Sem testemunhas, nem outras provas que o colocassem no local do crime, António Joaquim foi condenado a 25 anos de cadeia.

Os juízes desembargadores, que condenaram António Joaquim pelo homicídio de Luís Grilo, dizem que o tribunal de primeira instância violou as normas da lógica, ao absolverem o arguido.

O Tribunal da Relação assume que não há provas diretas no processo, mas está certo de que todos os indícios são mais do que suficientes para condenar o amante de Rosa Grilo.

A dúvida do tribunal de primeira instância, que levou à absolvição do arguido pelo principio in dubio pro reu, para o Tribunal da Relação, foi tudo menos razoável e violou as normas de lógica de apreciação da prova.

António Joaquim foi condenado por "um crime de homicídio qualificado e agravado, em coautoria com a arguida Rosa Grilo", a uma pena de 24 anos, e ainda por um crime de profanação de cadáver a uma pena de 1 ano e 10 meses de prisão.

António Joaquim suspenso de funções como oficial de justiça

Num despacho publicado esta quarta-feira, António Joaquim foi suspenso preventivamente de funções pelo Conselho dos Oficiais de Justiça por decisão da vice-presidente do órgão.

No próximo dia 17 o mesmo despacho irá ser apresentado ao plenário do Conselho dos Oficiais de Justiça para ratificação.
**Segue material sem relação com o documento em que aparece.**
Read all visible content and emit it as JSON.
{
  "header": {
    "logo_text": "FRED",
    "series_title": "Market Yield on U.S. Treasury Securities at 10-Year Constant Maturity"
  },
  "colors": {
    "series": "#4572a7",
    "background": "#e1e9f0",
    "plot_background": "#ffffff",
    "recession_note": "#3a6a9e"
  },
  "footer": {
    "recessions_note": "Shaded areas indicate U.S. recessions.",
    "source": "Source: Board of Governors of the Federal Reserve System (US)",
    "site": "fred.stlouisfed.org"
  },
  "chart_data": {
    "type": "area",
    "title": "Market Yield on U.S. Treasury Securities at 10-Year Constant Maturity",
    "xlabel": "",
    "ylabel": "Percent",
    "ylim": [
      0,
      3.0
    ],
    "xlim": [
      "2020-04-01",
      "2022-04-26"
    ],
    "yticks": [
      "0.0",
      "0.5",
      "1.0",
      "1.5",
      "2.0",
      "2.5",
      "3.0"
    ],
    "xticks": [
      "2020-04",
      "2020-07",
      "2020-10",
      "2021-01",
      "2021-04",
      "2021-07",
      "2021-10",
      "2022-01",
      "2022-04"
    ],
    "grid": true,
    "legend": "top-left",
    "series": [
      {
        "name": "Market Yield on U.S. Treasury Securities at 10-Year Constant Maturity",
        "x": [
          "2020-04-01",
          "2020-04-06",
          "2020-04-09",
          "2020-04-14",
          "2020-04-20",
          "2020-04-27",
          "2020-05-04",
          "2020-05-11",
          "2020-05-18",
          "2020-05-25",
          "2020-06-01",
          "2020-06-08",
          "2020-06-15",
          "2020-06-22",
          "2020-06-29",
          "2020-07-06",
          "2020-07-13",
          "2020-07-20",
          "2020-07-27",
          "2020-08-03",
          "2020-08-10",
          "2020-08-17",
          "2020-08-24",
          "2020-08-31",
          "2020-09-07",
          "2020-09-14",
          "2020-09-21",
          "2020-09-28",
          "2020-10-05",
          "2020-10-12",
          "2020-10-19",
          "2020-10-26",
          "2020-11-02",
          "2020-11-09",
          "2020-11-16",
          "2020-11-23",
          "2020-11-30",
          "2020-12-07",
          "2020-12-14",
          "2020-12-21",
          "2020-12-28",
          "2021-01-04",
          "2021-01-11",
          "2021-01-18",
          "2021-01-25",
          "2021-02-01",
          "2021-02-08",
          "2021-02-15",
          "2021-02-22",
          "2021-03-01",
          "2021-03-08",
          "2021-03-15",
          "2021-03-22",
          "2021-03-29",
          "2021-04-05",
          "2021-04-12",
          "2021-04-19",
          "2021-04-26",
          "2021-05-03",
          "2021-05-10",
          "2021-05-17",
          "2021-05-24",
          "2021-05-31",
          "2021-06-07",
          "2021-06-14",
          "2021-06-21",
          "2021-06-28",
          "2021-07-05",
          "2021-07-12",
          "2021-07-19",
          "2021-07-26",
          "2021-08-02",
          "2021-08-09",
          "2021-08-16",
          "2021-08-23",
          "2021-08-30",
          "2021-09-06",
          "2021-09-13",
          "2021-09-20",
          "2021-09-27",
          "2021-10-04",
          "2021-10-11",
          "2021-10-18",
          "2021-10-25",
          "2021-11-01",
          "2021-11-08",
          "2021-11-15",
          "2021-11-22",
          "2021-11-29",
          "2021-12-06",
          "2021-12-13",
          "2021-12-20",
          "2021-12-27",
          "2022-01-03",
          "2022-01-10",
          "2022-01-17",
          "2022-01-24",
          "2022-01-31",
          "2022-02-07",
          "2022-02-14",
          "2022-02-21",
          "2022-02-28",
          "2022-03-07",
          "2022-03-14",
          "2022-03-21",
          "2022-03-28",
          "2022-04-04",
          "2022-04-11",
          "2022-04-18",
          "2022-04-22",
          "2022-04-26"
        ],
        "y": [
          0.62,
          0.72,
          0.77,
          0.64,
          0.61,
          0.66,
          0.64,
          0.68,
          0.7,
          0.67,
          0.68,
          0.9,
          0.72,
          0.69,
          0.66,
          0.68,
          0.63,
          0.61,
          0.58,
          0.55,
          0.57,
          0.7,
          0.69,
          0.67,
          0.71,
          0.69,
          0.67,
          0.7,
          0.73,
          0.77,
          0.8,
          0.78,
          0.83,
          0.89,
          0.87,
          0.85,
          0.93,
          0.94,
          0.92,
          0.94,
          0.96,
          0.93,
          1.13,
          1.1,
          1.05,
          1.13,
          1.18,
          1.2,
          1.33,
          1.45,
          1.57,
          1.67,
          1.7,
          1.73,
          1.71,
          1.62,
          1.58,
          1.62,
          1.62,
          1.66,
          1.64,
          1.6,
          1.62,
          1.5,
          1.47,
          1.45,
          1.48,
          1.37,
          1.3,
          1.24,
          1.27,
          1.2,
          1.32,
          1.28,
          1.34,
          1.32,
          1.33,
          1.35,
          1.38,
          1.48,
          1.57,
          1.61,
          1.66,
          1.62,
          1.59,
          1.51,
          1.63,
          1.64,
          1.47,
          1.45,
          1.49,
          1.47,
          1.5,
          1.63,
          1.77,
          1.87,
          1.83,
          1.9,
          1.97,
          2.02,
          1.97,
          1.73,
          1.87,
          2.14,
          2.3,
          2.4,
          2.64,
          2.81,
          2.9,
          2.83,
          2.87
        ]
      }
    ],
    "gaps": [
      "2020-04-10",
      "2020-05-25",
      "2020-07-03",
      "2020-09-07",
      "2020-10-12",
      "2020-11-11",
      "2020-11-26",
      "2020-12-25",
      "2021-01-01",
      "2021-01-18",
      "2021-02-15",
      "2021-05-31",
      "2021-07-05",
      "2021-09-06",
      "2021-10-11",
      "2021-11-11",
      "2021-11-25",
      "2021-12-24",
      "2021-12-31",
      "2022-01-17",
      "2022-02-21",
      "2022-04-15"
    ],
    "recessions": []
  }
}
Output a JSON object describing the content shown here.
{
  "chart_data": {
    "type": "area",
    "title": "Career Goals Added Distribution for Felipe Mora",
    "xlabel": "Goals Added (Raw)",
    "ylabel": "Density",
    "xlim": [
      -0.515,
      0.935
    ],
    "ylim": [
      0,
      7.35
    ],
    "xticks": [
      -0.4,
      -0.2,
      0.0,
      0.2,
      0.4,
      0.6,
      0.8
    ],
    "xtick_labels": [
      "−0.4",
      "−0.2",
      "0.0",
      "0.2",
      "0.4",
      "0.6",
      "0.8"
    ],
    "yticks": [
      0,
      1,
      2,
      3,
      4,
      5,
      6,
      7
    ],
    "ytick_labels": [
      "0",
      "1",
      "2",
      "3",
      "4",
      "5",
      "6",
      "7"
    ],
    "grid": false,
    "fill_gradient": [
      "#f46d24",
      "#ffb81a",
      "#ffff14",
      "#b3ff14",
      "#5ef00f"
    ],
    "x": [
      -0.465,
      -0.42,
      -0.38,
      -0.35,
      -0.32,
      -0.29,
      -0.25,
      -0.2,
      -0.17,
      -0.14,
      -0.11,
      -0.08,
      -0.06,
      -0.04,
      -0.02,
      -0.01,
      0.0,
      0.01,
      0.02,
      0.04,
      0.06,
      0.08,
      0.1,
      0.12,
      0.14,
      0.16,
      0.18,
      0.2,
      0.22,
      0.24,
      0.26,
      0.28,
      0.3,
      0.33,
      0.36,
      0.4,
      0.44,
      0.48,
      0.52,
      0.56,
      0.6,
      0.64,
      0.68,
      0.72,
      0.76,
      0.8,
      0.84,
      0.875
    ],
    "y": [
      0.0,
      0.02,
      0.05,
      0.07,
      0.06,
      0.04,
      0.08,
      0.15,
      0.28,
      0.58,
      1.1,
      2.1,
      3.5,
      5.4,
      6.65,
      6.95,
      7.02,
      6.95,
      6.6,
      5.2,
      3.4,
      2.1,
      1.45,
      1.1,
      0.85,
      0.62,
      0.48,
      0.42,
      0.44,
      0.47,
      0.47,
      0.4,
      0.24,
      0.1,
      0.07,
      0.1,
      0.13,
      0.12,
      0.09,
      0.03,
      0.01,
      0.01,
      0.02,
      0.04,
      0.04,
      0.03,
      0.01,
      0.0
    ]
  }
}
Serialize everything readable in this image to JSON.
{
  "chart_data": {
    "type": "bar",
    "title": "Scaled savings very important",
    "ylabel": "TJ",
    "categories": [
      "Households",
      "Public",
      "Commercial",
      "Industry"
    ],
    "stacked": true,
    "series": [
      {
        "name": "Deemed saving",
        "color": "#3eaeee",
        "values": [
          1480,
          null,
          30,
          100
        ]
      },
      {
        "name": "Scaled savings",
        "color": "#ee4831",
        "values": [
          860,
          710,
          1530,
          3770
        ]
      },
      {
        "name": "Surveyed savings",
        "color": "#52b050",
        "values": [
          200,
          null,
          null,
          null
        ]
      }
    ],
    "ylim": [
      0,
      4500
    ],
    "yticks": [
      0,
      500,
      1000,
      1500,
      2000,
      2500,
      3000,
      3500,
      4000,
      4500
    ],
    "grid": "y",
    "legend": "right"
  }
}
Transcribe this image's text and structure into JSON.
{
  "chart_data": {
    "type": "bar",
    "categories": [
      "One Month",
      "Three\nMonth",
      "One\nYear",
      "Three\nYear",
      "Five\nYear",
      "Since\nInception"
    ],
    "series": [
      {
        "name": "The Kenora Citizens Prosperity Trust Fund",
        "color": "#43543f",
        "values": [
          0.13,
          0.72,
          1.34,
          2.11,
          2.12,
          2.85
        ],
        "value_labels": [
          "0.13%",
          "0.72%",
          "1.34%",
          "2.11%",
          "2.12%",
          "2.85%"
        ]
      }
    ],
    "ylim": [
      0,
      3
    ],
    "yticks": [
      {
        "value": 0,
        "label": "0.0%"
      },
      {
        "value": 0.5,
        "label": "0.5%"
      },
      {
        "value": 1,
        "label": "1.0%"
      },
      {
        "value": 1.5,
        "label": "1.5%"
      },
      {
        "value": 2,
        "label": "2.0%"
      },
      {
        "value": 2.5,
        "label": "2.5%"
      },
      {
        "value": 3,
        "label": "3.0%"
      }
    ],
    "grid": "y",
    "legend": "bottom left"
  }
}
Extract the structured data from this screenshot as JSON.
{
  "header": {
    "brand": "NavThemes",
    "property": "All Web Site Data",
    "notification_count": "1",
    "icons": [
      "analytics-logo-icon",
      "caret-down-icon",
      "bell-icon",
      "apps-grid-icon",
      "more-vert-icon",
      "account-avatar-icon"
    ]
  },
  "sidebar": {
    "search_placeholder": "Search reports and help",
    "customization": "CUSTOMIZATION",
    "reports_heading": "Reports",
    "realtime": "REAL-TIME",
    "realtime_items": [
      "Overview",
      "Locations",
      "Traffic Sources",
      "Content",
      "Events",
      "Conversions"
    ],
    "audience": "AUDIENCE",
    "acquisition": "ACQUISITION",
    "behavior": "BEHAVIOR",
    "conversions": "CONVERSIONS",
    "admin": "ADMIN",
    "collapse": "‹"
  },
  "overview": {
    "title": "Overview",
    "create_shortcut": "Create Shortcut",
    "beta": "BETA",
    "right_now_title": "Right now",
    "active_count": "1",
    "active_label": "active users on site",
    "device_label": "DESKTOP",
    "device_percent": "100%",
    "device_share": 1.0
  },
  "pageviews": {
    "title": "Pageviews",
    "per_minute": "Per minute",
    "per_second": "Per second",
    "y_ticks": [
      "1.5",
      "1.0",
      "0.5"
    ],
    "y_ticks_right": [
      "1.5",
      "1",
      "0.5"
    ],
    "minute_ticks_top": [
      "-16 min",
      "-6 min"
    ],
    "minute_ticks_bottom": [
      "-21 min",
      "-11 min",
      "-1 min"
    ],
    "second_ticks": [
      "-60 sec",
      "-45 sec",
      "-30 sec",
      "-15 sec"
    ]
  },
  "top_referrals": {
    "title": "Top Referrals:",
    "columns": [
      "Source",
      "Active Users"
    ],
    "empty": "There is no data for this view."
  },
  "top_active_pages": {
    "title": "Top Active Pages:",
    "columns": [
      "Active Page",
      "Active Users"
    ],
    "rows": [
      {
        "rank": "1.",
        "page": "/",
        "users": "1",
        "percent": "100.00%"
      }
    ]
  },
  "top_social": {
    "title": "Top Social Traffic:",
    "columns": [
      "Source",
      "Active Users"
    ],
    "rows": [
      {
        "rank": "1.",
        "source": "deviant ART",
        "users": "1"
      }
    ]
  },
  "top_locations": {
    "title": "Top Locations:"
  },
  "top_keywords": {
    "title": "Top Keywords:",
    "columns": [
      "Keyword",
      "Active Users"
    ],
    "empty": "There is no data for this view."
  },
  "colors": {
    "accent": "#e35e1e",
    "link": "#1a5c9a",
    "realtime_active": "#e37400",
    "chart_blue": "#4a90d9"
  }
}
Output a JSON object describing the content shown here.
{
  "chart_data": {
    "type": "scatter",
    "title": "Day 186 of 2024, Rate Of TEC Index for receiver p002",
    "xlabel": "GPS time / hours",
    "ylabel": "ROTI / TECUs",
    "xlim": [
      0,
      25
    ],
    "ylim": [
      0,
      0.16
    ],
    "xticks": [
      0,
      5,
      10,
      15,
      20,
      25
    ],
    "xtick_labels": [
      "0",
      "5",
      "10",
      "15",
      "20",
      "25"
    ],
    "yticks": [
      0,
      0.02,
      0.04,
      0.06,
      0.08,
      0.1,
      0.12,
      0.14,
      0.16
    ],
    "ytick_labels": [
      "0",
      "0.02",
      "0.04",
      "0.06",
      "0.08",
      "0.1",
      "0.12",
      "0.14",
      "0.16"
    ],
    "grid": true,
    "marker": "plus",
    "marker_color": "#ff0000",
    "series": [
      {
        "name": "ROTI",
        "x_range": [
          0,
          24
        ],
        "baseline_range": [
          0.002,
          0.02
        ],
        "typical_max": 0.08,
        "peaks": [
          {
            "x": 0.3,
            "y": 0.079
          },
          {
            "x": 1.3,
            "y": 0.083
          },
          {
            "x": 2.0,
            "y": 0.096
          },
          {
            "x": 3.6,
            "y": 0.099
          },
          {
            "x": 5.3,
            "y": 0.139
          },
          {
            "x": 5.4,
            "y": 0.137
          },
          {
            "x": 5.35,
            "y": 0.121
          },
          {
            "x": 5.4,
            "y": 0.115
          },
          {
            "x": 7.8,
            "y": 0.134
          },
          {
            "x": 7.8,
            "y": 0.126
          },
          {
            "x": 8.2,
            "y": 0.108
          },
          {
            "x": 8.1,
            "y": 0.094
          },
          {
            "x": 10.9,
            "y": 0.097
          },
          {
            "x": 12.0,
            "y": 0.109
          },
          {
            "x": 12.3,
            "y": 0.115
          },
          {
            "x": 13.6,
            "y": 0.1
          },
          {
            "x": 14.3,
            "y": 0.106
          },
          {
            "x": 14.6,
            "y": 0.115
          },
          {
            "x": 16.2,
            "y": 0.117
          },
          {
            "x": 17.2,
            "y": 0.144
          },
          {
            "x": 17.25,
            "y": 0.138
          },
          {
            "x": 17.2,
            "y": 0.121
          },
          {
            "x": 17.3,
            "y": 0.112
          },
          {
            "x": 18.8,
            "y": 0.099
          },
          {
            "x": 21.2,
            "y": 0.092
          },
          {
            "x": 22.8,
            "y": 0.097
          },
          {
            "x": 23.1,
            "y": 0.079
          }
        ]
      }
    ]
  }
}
A deliberação ocorre um dia depois da reversão da decisão do Tribunal de Loures, que acabou por condenar António Joaquim a 25 anos de prisão por coautoria do homicídio do triatleta Luís Grilo.

A Relação manteve a pena de Rosa Grilo, a mulher do triatleta, que tinha sido condenada pelo Tribunal de Loures à pena máxima de 25 anos.